Malheureusement cette mesure préservatoire fut tardive, et dans l’espace de deux années seulement plusieurs centaines de millions en or nous furent ainsi enlevés par l’Allemagne, en échange de ses vieux thalers dépréciés, que notre hôtel des Monnaies se chargeait benoîtement de refondre et de frapper à notre effigie. C’était comme un bureau de vente à guichets ouverts, où l’étranger venait acheter notre or à moitié prix. Aussitôt que la liberté de la frappe serait rétablie chez nous, le même fait se reproduirait infailliblement ; les espèces d’or quitteraient de nouveau notre territoire et seraient remplacées par l’argent avili de moitié.

On semble ainsi réduit à l’alternative suivante : ou bien, pour maintenir le rapport fixe, sans en subir les conséquences désastreuses, il faut abolir la liberté de la frappe, autrement dit effacer définitivement de notre système le caractère essentiel du bimétallisme régulier, et s’en tenir au régime mixte, qualifié d’étalon boiteux ; ou bien, pour recouvrer la frappe libre, c’est-à-dire la condition primordiale du bimétallisme sincère, on doit renoncer à tout rapport fixe entre les deux monnaies métalliques.


III

Certains bimétallistes retournent complètement la question. Loin de songer à supprimer chez nous la fiction monétaire actuelle, ils proposent de l’étendre au monde entier. D’après eux, dès que les peuples civilisés du globe s’engageraient, par une entente unanime, à tenir pour bonne la monnaie inférieure, il n’y aurait plus de mauvaise monnaie nulle part, et ainsi plus de change ruineux, plus de crise funeste. La loi suffit, en France et dans les pays de l’Union latine, à garantir aux espèces d’argent dépréciées leur pleine valeur nominale. Cette garantie deviendrait universelle, si nous faisions adopter une loi semblable partout.
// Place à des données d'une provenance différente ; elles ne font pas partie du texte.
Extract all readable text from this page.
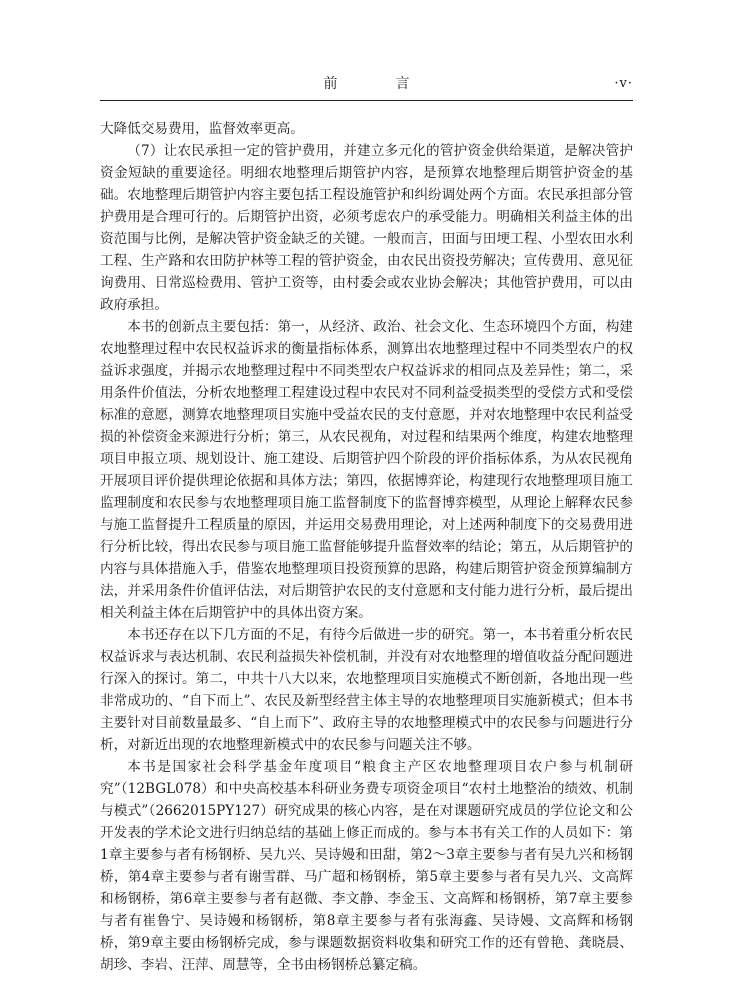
前　言	·v·

大降低交易费用，监督效率更高。

（7）让农民承担一定的管护费用，并建立多元化的管护资金供给渠道，是解决管护资金短缺的重要途径。明细农地整理后期管护内容，是预算农地整理后期管护资金的基础。农地整理后期管护内容主要包括工程设施管护和纠纷调处两个方面。农民承担部分管护费用是合理可行的。后期管护出资，必须考虑农户的承受能力。明确相关利益主体的出资范围与比例，是解决管护资金缺乏的关键。一般而言，田面与田埂工程、小型农田水利工程、生产路和农田防护林等工程的管护资金，由农民出资投劳解决；宣传费用、意见征询费用、日常巡检费用、管护工资等，由村委会或农业协会解决；其他管护费用，可以由政府承担。

本书的创新点主要包括：第一，从经济、政治、社会文化、生态环境四个方面，构建农地整理过程中农民权益诉求的衡量指标体系，测算出农地整理过程中不同类型农户的权益诉求强度，并揭示农地整理过程中不同类型农户权益诉求的相同点及差异性；第二，采用条件价值法，分析农地整理工程建设过程中农民对不同利益受损类型的受偿方式和受偿标准的意愿，测算农地整理项目实施中受益农民的支付意愿，并对农地整理中农民利益受损的补偿资金来源进行分析；第三，从农民视角，对过程和结果两个维度，构建农地整理项目申报立项、规划设计、施工建设、后期管护四个阶段的评价指标体系，为从农民视角开展项目评价提供理论依据和具体方法；第四，依据博弈论，构建现行农地整理项目施工监理制度和农民参与农地整理项目施工监督制度下的监督博弈模型，从理论上解释农民参与施工监督提升工程质量的原因，并运用交易费用理论，对上述两种制度下的交易费用进行分析比较，得出农民参与项目施工监督能够提升监督效率的结论；第五，从后期管护的内容与具体措施入手，借鉴农地整理项目投资预算的思路，构建后期管护资金预算编制方法，并采用条件价值评估法，对后期管护农民的支付意愿和支付能力进行分析，最后提出相关利益主体在后期管护中的具体出资方案。

本书还存在以下几方面的不足，有待今后做进一步的研究。第一，本书着重分析农民权益诉求与表达机制、农民利益损失补偿机制，并没有对农地整理的增值收益分配问题进行深入的探讨。第二，中共十八大以来，农地整理项目实施模式不断创新，各地出现一些非常成功的、“自下而上”、农民及新型经营主体主导的农地整理项目实施新模式；但本书主要针对目前数量最多、“自上而下”、政府主导的农地整理模式中的农民参与问题进行分析，对新近出现的农地整理新模式中的农民参与问题关注不够。

本书是国家社会科学基金年度项目“粮食主产区农地整理项目农户参与机制研究”（12BGL078）和中央高校基本科研业务费专项资金项目“农村土地整治的绩效、机制与模式”（2662015PY127）研究成果的核心内容，是在对课题研究成员的学位论文和公开发表的学术论文进行归纳总结的基础上修正而成的。参与本书有关工作的人员如下：第1章主要参与者有杨钢桥、吴九兴、吴诗嫚和田甜，第2～3章主要参与者有吴九兴和杨钢桥，第4章主要参与者有谢雪群、马广超和杨钢桥，第5章主要参与者有吴九兴、文高辉和杨钢桥，第6章主要参与者有赵微、李文静、李金玉、文高辉和杨钢桥，第7章主要参与者有崔鲁宁、吴诗嫚和杨钢桥，第8章主要参与者有张海鑫、吴诗嫚、文高辉和杨钢桥，第9章主要由杨钢桥完成，参与课题数据资料收集和研究工作的还有曾艳、龚晓晨、胡珍、李岩、汪萍、周慧等，全书由杨钢桥总纂定稿。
Eh ! sans doute, comme dans la comédie : « Je sais bien qu’il ne tiendrait qu’à moi de l’épouser, si elle voulait. » Le oui sacramentel, en l’occurrence, devrait être prononcé par une trentaine de nations souveraines, dont les traditions, les penchans, les usages et les intérêts sont très différens, sinon contraires. Voilà qui rend fort problématique la conclusion du contrat.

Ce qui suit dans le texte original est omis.